North Korean leader Kim Jong Un is making a two-day visit to Beijing, Chinese state media reported Tuesday, a week after his unprecedented summit with US President Donald Trump.
The outing comes as China has sought to strengthen its role as a mediator between the US and North Korea, where Beijing claims compelling security and economic interests.
Dozens of security vans, police cars and armoured vehicles lined streets around Beijing's Diaoyutai State Guesthouse on Tuesday afternoon, where Kim had stayed in his previous visit.
The leader, who is believed to have landed in the Chinese capital Tuesday morning, was expected to head to the Great Hall of the People to meet with Chinese President Xi Jinping.
Chinese state broadcaster CCTV reported that the North Korean autocrat would be in Beijing through Wednesday.
The trip is Kim's third to China since March, when he made his inaugural foreign trip as leader.
In addition to discussing last week's summit, Kim is expected to ask China to help him in efforts to seek relief from economic sanctions in return for his pledge to denuclearise, Japan's Nikkei business daily said in a dispatch from Beijing.
Following the historic US-North Korea summit in Singapore a week ago, China suggested the UN Security Council could consider easing the economic punishment of its Cold War-era ally.
China may not have been at the table for the historic summit in Singapore but it retains strong influence behind the scenes.
In a joint statement following the Singapore summit, Kim pledged to "work toward the complete denuclearisation of the Korean Peninsula."
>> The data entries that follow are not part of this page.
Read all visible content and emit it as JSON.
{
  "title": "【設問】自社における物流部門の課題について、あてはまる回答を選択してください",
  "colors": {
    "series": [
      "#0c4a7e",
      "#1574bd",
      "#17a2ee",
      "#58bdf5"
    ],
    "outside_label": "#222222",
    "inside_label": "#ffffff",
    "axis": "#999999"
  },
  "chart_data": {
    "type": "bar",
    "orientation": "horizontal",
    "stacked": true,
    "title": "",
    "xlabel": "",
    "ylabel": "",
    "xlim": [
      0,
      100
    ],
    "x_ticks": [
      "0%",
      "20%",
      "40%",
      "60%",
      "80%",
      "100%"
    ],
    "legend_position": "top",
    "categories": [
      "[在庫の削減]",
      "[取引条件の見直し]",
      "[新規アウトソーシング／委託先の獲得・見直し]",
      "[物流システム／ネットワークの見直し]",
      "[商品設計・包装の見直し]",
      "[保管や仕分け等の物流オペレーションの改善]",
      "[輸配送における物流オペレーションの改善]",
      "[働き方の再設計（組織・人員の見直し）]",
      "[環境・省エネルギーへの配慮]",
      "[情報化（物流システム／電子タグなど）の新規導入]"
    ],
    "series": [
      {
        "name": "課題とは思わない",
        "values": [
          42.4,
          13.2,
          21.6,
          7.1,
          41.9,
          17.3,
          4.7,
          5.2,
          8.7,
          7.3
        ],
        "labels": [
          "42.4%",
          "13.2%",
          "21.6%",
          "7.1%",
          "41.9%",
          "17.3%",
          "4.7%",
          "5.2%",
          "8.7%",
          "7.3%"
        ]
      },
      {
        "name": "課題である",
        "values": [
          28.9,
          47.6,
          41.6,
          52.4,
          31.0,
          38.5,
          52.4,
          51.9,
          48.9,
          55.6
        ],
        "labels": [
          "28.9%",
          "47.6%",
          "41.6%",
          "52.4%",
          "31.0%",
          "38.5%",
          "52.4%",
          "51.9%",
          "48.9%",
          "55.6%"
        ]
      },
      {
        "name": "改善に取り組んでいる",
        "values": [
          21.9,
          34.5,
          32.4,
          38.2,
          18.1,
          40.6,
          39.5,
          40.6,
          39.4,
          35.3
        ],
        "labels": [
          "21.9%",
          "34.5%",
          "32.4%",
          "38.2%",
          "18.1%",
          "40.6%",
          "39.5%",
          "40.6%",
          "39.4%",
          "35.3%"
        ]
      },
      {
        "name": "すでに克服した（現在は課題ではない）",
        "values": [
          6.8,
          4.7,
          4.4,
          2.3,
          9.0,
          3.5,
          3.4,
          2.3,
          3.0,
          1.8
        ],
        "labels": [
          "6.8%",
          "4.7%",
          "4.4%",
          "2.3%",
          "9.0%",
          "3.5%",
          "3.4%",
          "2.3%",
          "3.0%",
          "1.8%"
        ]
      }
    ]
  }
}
Trump hailed this as a concession but critics said the stock phrase long used by Pyongyang stopped short of longstanding US demands for North Korea to give up its atomic arsenal in a "verifiable" and "irreversible" way.
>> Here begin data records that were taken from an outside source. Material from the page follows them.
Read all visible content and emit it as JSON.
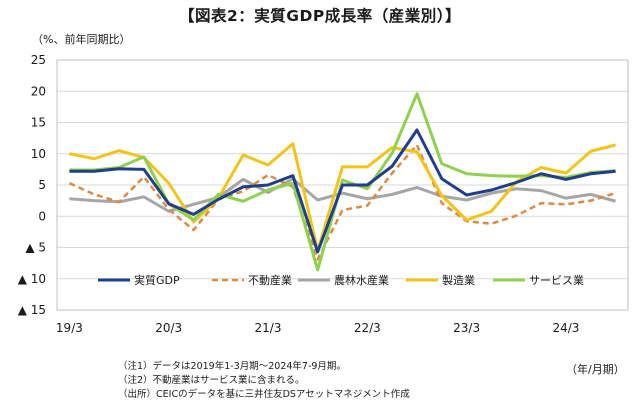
{
  "title": "【図表2：実質GDP成長率（産業別）】",
  "unit_label": "（%、前年同期比）",
  "x_unit_label": "（年/月期）",
  "notes": [
    "（注1）データは2019年1-3月期～2024年7-9月期。",
    "（注2）不動産業はサービス業に含まれる。",
    "（出所）CEICのデータを基に三井住友DSアセットマネジメント作成"
  ],
  "chart_data": {
    "type": "line",
    "x": [
      "19/3",
      "19/6",
      "19/9",
      "19/12",
      "20/3",
      "20/6",
      "20/9",
      "20/12",
      "21/3",
      "21/6",
      "21/9",
      "21/12",
      "22/3",
      "22/6",
      "22/9",
      "22/12",
      "23/3",
      "23/6",
      "23/9",
      "23/12",
      "24/3",
      "24/6",
      "24/9"
    ],
    "x_tick_labels": [
      "19/3",
      "20/3",
      "21/3",
      "22/3",
      "23/3",
      "24/3"
    ],
    "y_tick_labels": [
      "25",
      "20",
      "15",
      "10",
      "5",
      "0",
      "▲ 5",
      "▲ 10",
      "▲ 15"
    ],
    "ylim": [
      -15,
      25
    ],
    "y_ticks": [
      25,
      20,
      15,
      10,
      5,
      0,
      -5,
      -10,
      -15
    ],
    "grid": true,
    "legend_position": "bottom",
    "series": [
      {
        "name": "実質GDP",
        "color": "#1f3e8c",
        "dash": "solid",
        "values": [
          7.2,
          7.2,
          7.6,
          7.5,
          2.0,
          0.3,
          2.7,
          4.7,
          5.0,
          6.5,
          -5.7,
          5.0,
          5.0,
          8.0,
          13.8,
          6.0,
          3.4,
          4.2,
          5.4,
          6.8,
          5.9,
          6.8,
          7.2
        ]
      },
      {
        "name": "不動産業",
        "color": "#d98b46",
        "dash": "dashed",
        "values": [
          5.3,
          3.5,
          2.3,
          6.3,
          1.1,
          -2.2,
          2.7,
          4.0,
          6.6,
          4.7,
          -6.9,
          1.0,
          1.7,
          6.9,
          11.4,
          2.1,
          -0.8,
          -1.2,
          0.1,
          2.1,
          1.9,
          2.5,
          3.7
        ]
      },
      {
        "name": "農林水産業",
        "color": "#a6a6a6",
        "dash": "solid",
        "values": [
          2.8,
          2.5,
          2.3,
          3.1,
          0.8,
          1.9,
          3.0,
          5.9,
          3.8,
          6.0,
          2.6,
          3.7,
          2.8,
          3.5,
          4.6,
          3.2,
          2.6,
          3.7,
          4.4,
          4.1,
          2.9,
          3.5,
          2.4
        ]
      },
      {
        "name": "製造業",
        "color": "#f2c418",
        "dash": "solid",
        "values": [
          10.0,
          9.2,
          10.5,
          9.4,
          5.3,
          -0.9,
          2.9,
          9.8,
          8.2,
          11.6,
          -5.5,
          7.9,
          7.9,
          11.0,
          10.3,
          3.3,
          -0.6,
          0.8,
          5.5,
          7.8,
          6.9,
          10.4,
          11.4
        ]
      },
      {
        "name": "サービス業",
        "color": "#8fd14f",
        "dash": "solid",
        "values": [
          7.4,
          7.4,
          7.8,
          9.5,
          2.0,
          -0.6,
          3.5,
          2.4,
          4.2,
          5.3,
          -8.6,
          5.8,
          4.4,
          10.1,
          19.6,
          8.4,
          6.8,
          6.5,
          6.4,
          6.5,
          6.2,
          7.0,
          7.3
        ]
      }
    ]
  }
}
It is now urgent for Xi and Kim to discuss how North Korea will work towards meeting US demands, said Beijing-based international relations commentator Hua Po.
"There may be differences ahead between the DPRK and the US in regards to denuclearisation, because the US wants irreversible and verifiable denuclearisation. It may be difficult for Kim Jong Un to accept," Hua told AFP.
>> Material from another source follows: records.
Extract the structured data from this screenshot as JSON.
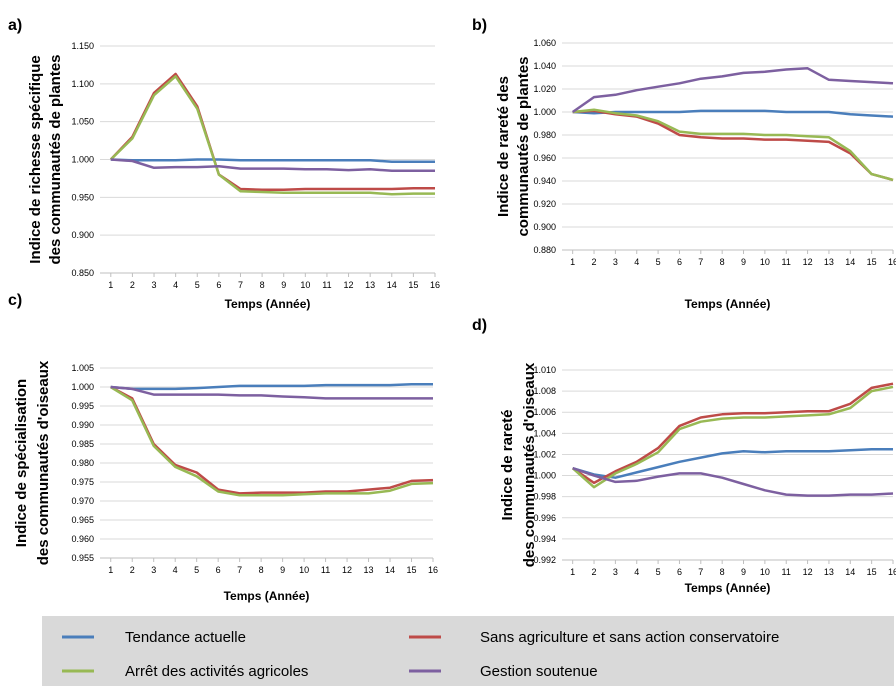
{
  "legend": {
    "items": [
      {
        "label": "Tendance actuelle",
        "color": "#4a7ebb"
      },
      {
        "label": "Sans agriculture et sans action conservatoire",
        "color": "#be4b48"
      },
      {
        "label": "Arrêt des activités agricoles",
        "color": "#98b954"
      },
      {
        "label": "Gestion soutenue",
        "color": "#7d60a0"
      }
    ],
    "background": "#d9d9d9"
  },
  "chart_data": [
    {
      "panel": "a)",
      "type": "line",
      "ylabel_lines": [
        "Indice de richesse spécifique",
        "des communautés de plantes"
      ],
      "xlabel": "Temps (Année)",
      "x": [
        1,
        2,
        3,
        4,
        5,
        6,
        7,
        8,
        9,
        10,
        11,
        12,
        13,
        14,
        15,
        16
      ],
      "ylim": [
        0.85,
        1.15
      ],
      "yticks": [
        "0.850",
        "0.900",
        "0.950",
        "1.000",
        "1.050",
        "1.100",
        "1.150"
      ],
      "series": [
        {
          "name": "Tendance actuelle",
          "color": "#4a7ebb",
          "values": [
            1.0,
            0.999,
            0.999,
            0.999,
            1.0,
            1.0,
            0.999,
            0.999,
            0.999,
            0.999,
            0.999,
            0.999,
            0.999,
            0.997,
            0.997,
            0.997
          ]
        },
        {
          "name": "Sans agriculture et sans action conservatoire",
          "color": "#be4b48",
          "values": [
            1.0,
            1.03,
            1.088,
            1.113,
            1.07,
            0.98,
            0.961,
            0.96,
            0.96,
            0.961,
            0.961,
            0.961,
            0.961,
            0.961,
            0.962,
            0.962
          ]
        },
        {
          "name": "Arrêt des activités agricoles",
          "color": "#98b954",
          "values": [
            1.0,
            1.028,
            1.085,
            1.11,
            1.067,
            0.98,
            0.958,
            0.957,
            0.956,
            0.956,
            0.956,
            0.956,
            0.956,
            0.954,
            0.955,
            0.955
          ]
        },
        {
          "name": "Gestion soutenue",
          "color": "#7d60a0",
          "values": [
            1.0,
            0.998,
            0.989,
            0.99,
            0.99,
            0.991,
            0.988,
            0.988,
            0.988,
            0.987,
            0.987,
            0.986,
            0.987,
            0.985,
            0.985,
            0.985
          ]
        }
      ]
    },
    {
      "panel": "b)",
      "type": "line",
      "ylabel_lines": [
        "Indice de rareté des",
        "communautés de plantes"
      ],
      "xlabel": "Temps (Année)",
      "x": [
        1,
        2,
        3,
        4,
        5,
        6,
        7,
        8,
        9,
        10,
        11,
        12,
        13,
        14,
        15,
        16
      ],
      "ylim": [
        0.88,
        1.06
      ],
      "yticks": [
        "0.880",
        "0.900",
        "0.920",
        "0.940",
        "0.960",
        "0.980",
        "1.000",
        "1.020",
        "1.040",
        "1.060"
      ],
      "series": [
        {
          "name": "Tendance actuelle",
          "color": "#4a7ebb",
          "values": [
            1.0,
            0.999,
            1.0,
            1.0,
            1.0,
            1.0,
            1.001,
            1.001,
            1.001,
            1.001,
            1.0,
            1.0,
            1.0,
            0.998,
            0.997,
            0.996
          ]
        },
        {
          "name": "Sans agriculture et sans action conservatoire",
          "color": "#be4b48",
          "values": [
            1.0,
            1.001,
            0.998,
            0.996,
            0.99,
            0.98,
            0.978,
            0.977,
            0.977,
            0.976,
            0.976,
            0.975,
            0.974,
            0.964,
            0.946,
            0.941
          ]
        },
        {
          "name": "Arrêt des activités agricoles",
          "color": "#98b954",
          "values": [
            1.0,
            1.002,
            0.999,
            0.997,
            0.992,
            0.983,
            0.981,
            0.981,
            0.981,
            0.98,
            0.98,
            0.979,
            0.978,
            0.966,
            0.946,
            0.941
          ]
        },
        {
          "name": "Gestion soutenue",
          "color": "#7d60a0",
          "values": [
            1.0,
            1.013,
            1.015,
            1.019,
            1.022,
            1.025,
            1.029,
            1.031,
            1.034,
            1.035,
            1.037,
            1.038,
            1.028,
            1.027,
            1.026,
            1.025
          ]
        }
      ]
    },
    {
      "panel": "c)",
      "type": "line",
      "ylabel_lines": [
        "Indice de spécialisation",
        "des communautés d'oiseaux"
      ],
      "xlabel": "Temps (Année)",
      "x": [
        1,
        2,
        3,
        4,
        5,
        6,
        7,
        8,
        9,
        10,
        11,
        12,
        13,
        14,
        15,
        16
      ],
      "ylim": [
        0.955,
        1.005
      ],
      "yticks": [
        "0.955",
        "0.960",
        "0.965",
        "0.970",
        "0.975",
        "0.980",
        "0.985",
        "0.990",
        "0.995",
        "1.000",
        "1.005"
      ],
      "series": [
        {
          "name": "Tendance actuelle",
          "color": "#4a7ebb",
          "values": [
            1.0,
            0.9995,
            0.9995,
            0.9995,
            0.9997,
            1.0,
            1.0003,
            1.0003,
            1.0003,
            1.0003,
            1.0005,
            1.0005,
            1.0005,
            1.0005,
            1.0007,
            1.0007
          ]
        },
        {
          "name": "Sans agriculture et sans action conservatoire",
          "color": "#be4b48",
          "values": [
            1.0,
            0.997,
            0.985,
            0.9795,
            0.9775,
            0.973,
            0.972,
            0.9722,
            0.9722,
            0.9722,
            0.9725,
            0.9725,
            0.973,
            0.9735,
            0.9753,
            0.9755
          ]
        },
        {
          "name": "Arrêt des activités agricoles",
          "color": "#98b954",
          "values": [
            1.0,
            0.9965,
            0.9845,
            0.979,
            0.9765,
            0.9725,
            0.9715,
            0.9715,
            0.9715,
            0.9718,
            0.972,
            0.972,
            0.972,
            0.9727,
            0.9745,
            0.9747
          ]
        },
        {
          "name": "Gestion soutenue",
          "color": "#7d60a0",
          "values": [
            1.0,
            0.9995,
            0.998,
            0.998,
            0.998,
            0.998,
            0.9978,
            0.9978,
            0.9975,
            0.9973,
            0.997,
            0.997,
            0.997,
            0.997,
            0.997,
            0.997
          ]
        }
      ]
    },
    {
      "panel": "d)",
      "type": "line",
      "ylabel_lines": [
        "Indice de rareté",
        "des communautés d'oiseaux"
      ],
      "xlabel": "Temps (Année)",
      "x": [
        1,
        2,
        3,
        4,
        5,
        6,
        7,
        8,
        9,
        10,
        11,
        12,
        13,
        14,
        15,
        16
      ],
      "ylim": [
        0.992,
        1.01
      ],
      "yticks": [
        "0.992",
        "0.994",
        "0.996",
        "0.998",
        "1.000",
        "1.002",
        "1.004",
        "1.006",
        "1.008",
        "1.010"
      ],
      "series": [
        {
          "name": "Tendance actuelle",
          "color": "#4a7ebb",
          "values": [
            1.0007,
            1.0001,
            0.9998,
            1.0003,
            1.0008,
            1.0013,
            1.0017,
            1.0021,
            1.0023,
            1.0022,
            1.0023,
            1.0023,
            1.0023,
            1.0024,
            1.0025,
            1.0025
          ]
        },
        {
          "name": "Sans agriculture et sans action conservatoire",
          "color": "#be4b48",
          "values": [
            1.0007,
            0.9993,
            1.0004,
            1.0013,
            1.0026,
            1.0047,
            1.0055,
            1.0058,
            1.0059,
            1.0059,
            1.006,
            1.0061,
            1.0061,
            1.0068,
            1.0083,
            1.0087
          ]
        },
        {
          "name": "Arrêt des activités agricoles",
          "color": "#98b954",
          "values": [
            1.0007,
            0.9989,
            1.0002,
            1.0011,
            1.0022,
            1.0044,
            1.0051,
            1.0054,
            1.0055,
            1.0055,
            1.0056,
            1.0057,
            1.0058,
            1.0064,
            1.008,
            1.0084
          ]
        },
        {
          "name": "Gestion soutenue",
          "color": "#7d60a0",
          "values": [
            1.0007,
            1.0,
            0.9994,
            0.9995,
            0.9999,
            1.0002,
            1.0002,
            0.9998,
            0.9992,
            0.9986,
            0.9982,
            0.9981,
            0.9981,
            0.9982,
            0.9982,
            0.9983
          ]
        }
      ]
    }
  ]
}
"Therefore, both China and the DPRK want to strengthen communication and form an overall strategy to deal with the United States going forward," Hua added.
In return for the denuclearisation pledge, Trump made the shock announcement that he would stop joint military drills with South Korea, long seen as a provocation by Pyongyang and Beijing.
Analysts saw this as a clear sign of Beijing's influence.
Beijing has repeatedly called for a "dual-track and suspension for suspension" approach where the North would stop its nuclear and missile activities in exchange for the US and South Korea halting military exercises.
But Washington had previously rebuffed the proposal.
On Tuesday, the US and South Korean militaries confirmed they have called off scheduled joint exercises following Trump's order.
Trump had raised eyebrows by describing the exercises as "provocative" -- a term used by the North.